Part of the complaint reads, “Specifically, FBS engaged in facially unethical and dishonest conduct in the securities business by recklessly failing to make a good-faith effort to review options and margin applications submitted by individual retail investors. As a result of FBS’s halfhearted and lackadaisical attitude toward safeguarding, the firm granted options and margin approval to Massachusetts customers in violation of Massachusetts securities laws. FBS’s blatantly unethical disregard for safeguarding, along with its inadequate supervisory compliance policies, continue to risk exposing retail brokerage customers to the hazards of options and margin trading, thereby threatening both the financial health of its Massachusetts customers and the stability of the securities market. These failures are especially problematic in light of the explosive growth FBS experienced in its retail brokerage account business over the course of 2021. As of September 30, 2021, FBS had a total of 30.9 million retail brokerage accounts, a 22.9% increase from Q3 of 2020. Younger customers were responsible for opening a substantial number of these new retail brokerage accounts. In fact, customers age 35 or younger opened 1.6 million of the 4.1 million total new accounts that FBS gained during Q1 of 2021, a 222.8% increase from Q1 of 2020. During Q2 of 2021, FBS gained an additional 697,000 new retail brokerage accounts that were opened by customers age 35 or younger, a 65% increase from Q2 of 2020.”

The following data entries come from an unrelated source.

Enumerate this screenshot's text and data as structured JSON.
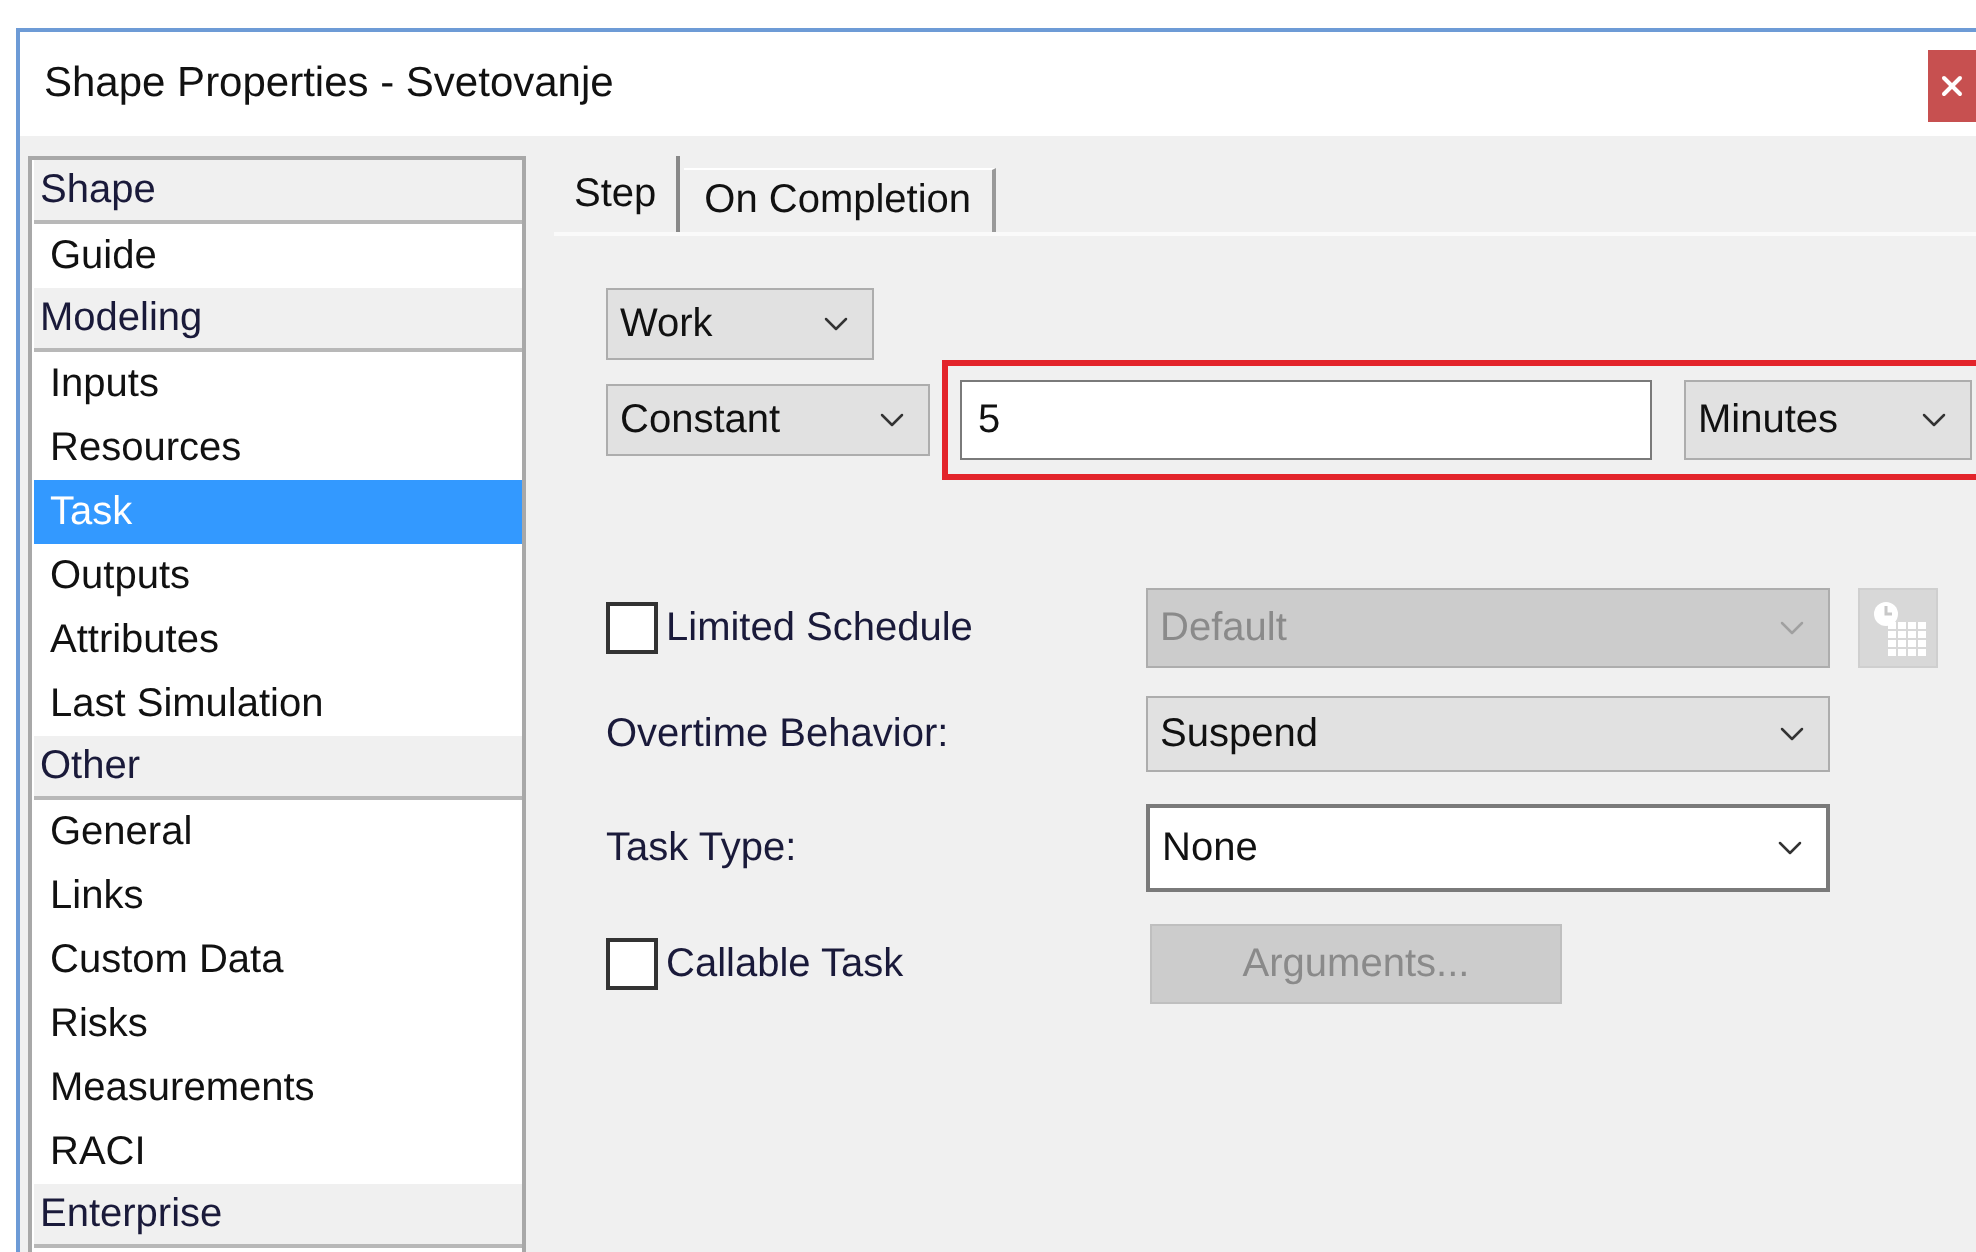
{
  "window": {
    "title": "Shape Properties - Svetovanje"
  },
  "sidebar": {
    "items": [
      {
        "label": "Shape",
        "kind": "header",
        "selected": false
      },
      {
        "label": "Guide",
        "kind": "item",
        "selected": false
      },
      {
        "label": "Modeling",
        "kind": "header",
        "selected": false
      },
      {
        "label": "Inputs",
        "kind": "item",
        "selected": false
      },
      {
        "label": "Resources",
        "kind": "item",
        "selected": false
      },
      {
        "label": "Task",
        "kind": "item",
        "selected": true
      },
      {
        "label": "Outputs",
        "kind": "item",
        "selected": false
      },
      {
        "label": "Attributes",
        "kind": "item",
        "selected": false
      },
      {
        "label": "Last Simulation",
        "kind": "item",
        "selected": false
      },
      {
        "label": "Other",
        "kind": "header",
        "selected": false
      },
      {
        "label": "General",
        "kind": "item",
        "selected": false
      },
      {
        "label": "Links",
        "kind": "item",
        "selected": false
      },
      {
        "label": "Custom Data",
        "kind": "item",
        "selected": false
      },
      {
        "label": "Risks",
        "kind": "item",
        "selected": false
      },
      {
        "label": "Measurements",
        "kind": "item",
        "selected": false
      },
      {
        "label": "RACI",
        "kind": "item",
        "selected": false
      },
      {
        "label": "Enterprise",
        "kind": "header",
        "selected": false
      }
    ]
  },
  "tabs": [
    {
      "label": "Step",
      "selected": true
    },
    {
      "label": "On Completion",
      "selected": false
    }
  ],
  "step": {
    "type": "Work",
    "duration": {
      "distribution": "Constant",
      "value": "5",
      "unit": "Minutes",
      "highlighted": true
    },
    "limited_schedule": {
      "label": "Limited Schedule",
      "checked": false,
      "schedule": "Default",
      "disabled": true
    },
    "overtime": {
      "label": "Overtime Behavior:",
      "value": "Suspend"
    },
    "task_type": {
      "label": "Task Type:",
      "value": "None"
    },
    "callable": {
      "label": "Callable Task",
      "checked": false,
      "button": "Arguments...",
      "disabled": true
    }
  }
}
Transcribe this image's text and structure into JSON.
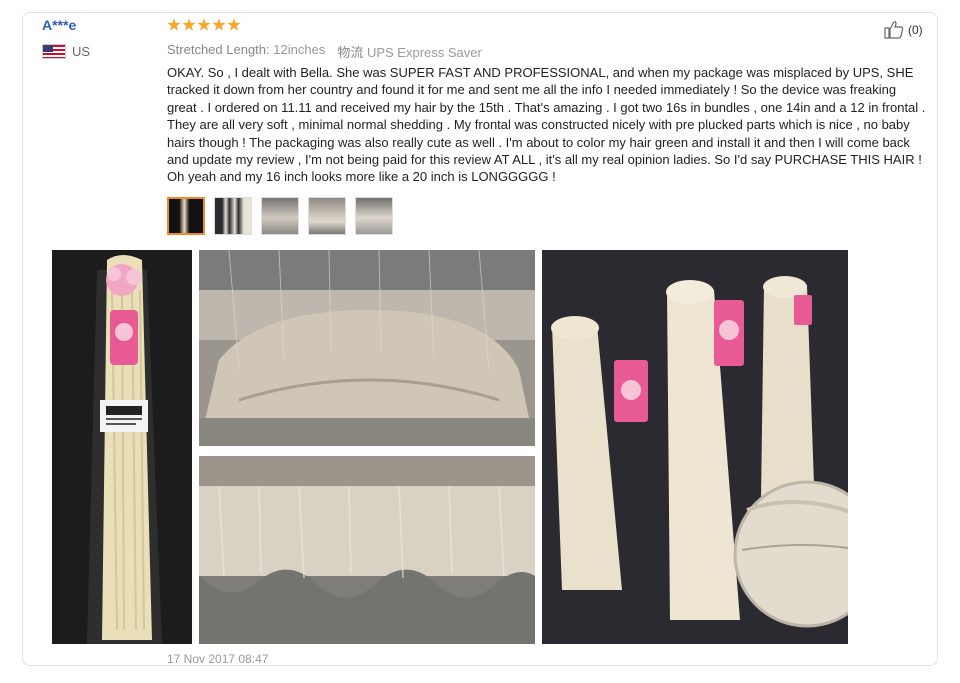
{
  "reviewer": {
    "name": "A***e",
    "country": "US"
  },
  "rating": {
    "stars": 5,
    "color": "#f7a525"
  },
  "meta": {
    "length_label": "Stretched Length:",
    "length_value": "12inches",
    "shipping_label": "物流",
    "shipping_value": "UPS Express Saver"
  },
  "helpful": {
    "count": "(0)",
    "icon": "thumbs-up-icon"
  },
  "review_text": "OKAY. So , I dealt with Bella. She was SUPER FAST AND PROFESSIONAL, and when my package was misplaced by UPS, SHE tracked it down from her country and found it for me and sent me all the info I needed immediately ! So the device was freaking great . I ordered on 11.11 and received my hair by the 15th . That's amazing . I got two 16s in bundles , one 14in and a 12 in frontal . They are all very soft , minimal normal shedding . My frontal was constructed nicely with pre plucked parts which is nice , no baby hairs though ! The packaging was also really cute as well . I'm about to color my hair green and install it and then I will come back and update my review , I'm not being paid for this review AT ALL , it's all my real opinion ladies. So I'd say PURCHASE THIS HAIR ! Oh yeah and my 16 inch looks more like a 20 inch is LONGGGGG !",
  "thumbnails": {
    "count": 5,
    "active_index": 0,
    "active_color": "#f08a22"
  },
  "date": "17 Nov 2017 08:47"
}
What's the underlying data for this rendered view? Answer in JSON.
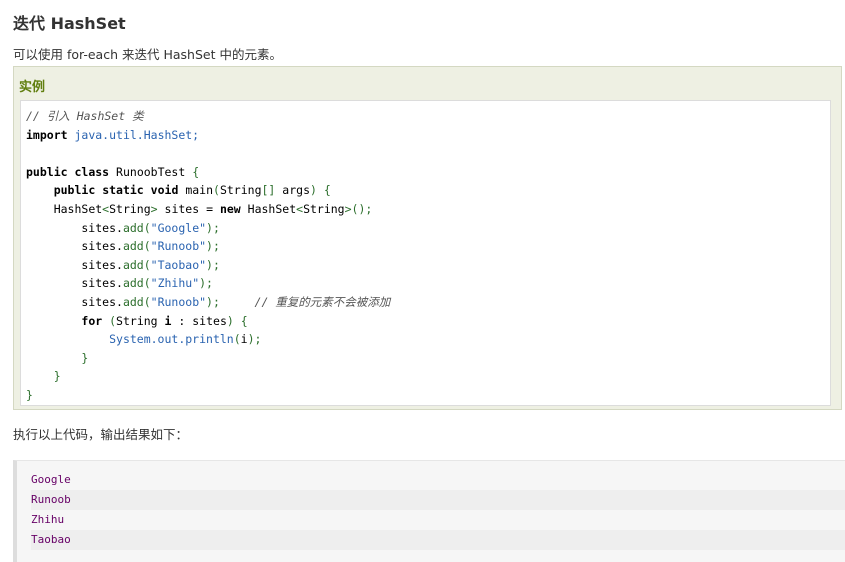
{
  "heading": "迭代 HashSet",
  "intro": "可以使用 for-each 来迭代 HashSet 中的元素。",
  "example": {
    "title": "实例",
    "code": {
      "l1_comment": "// 引入 HashSet 类",
      "l2_import": "import",
      "l2_pkg": "java.util.HashSet;",
      "l4_public": "public",
      "l4_class": "class",
      "l4_name": "RunoobTest",
      "l5_public": "public",
      "l5_static": "static",
      "l5_void": "void",
      "l5_main": "main",
      "l5_type": "String",
      "l5_args": "args",
      "l6_type": "HashSet",
      "l6_gen": "String",
      "l6_var": "sites",
      "l6_new": "new",
      "l6_type2": "HashSet",
      "l6_gen2": "String",
      "adds": [
        "\"Google\"",
        "\"Runoob\"",
        "\"Taobao\"",
        "\"Zhihu\"",
        "\"Runoob\""
      ],
      "dup_comment": "// 重复的元素不会被添加",
      "for_kw": "for",
      "for_type": "String",
      "for_var": "i",
      "for_coll": "sites",
      "print_call": "System.out.println",
      "print_arg": "i"
    }
  },
  "exec_text": "执行以上代码，输出结果如下：",
  "output_lines": [
    "Google",
    "Runoob",
    "Zhihu",
    "Taobao"
  ]
}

Because of Fidelity Brokerage Service’s allegedly inadequate supervisory compliance policies and lack of safeguarding, the brokerage firm exposed U.S. retail customers to the “hazards” involving options and margin trading. In the aggregate, these pose a threat not just to these investors’ financial health but also to the securities markets.

This is especially important considering that the broker-dealer experienced an “explosive growth” in its business in 2021.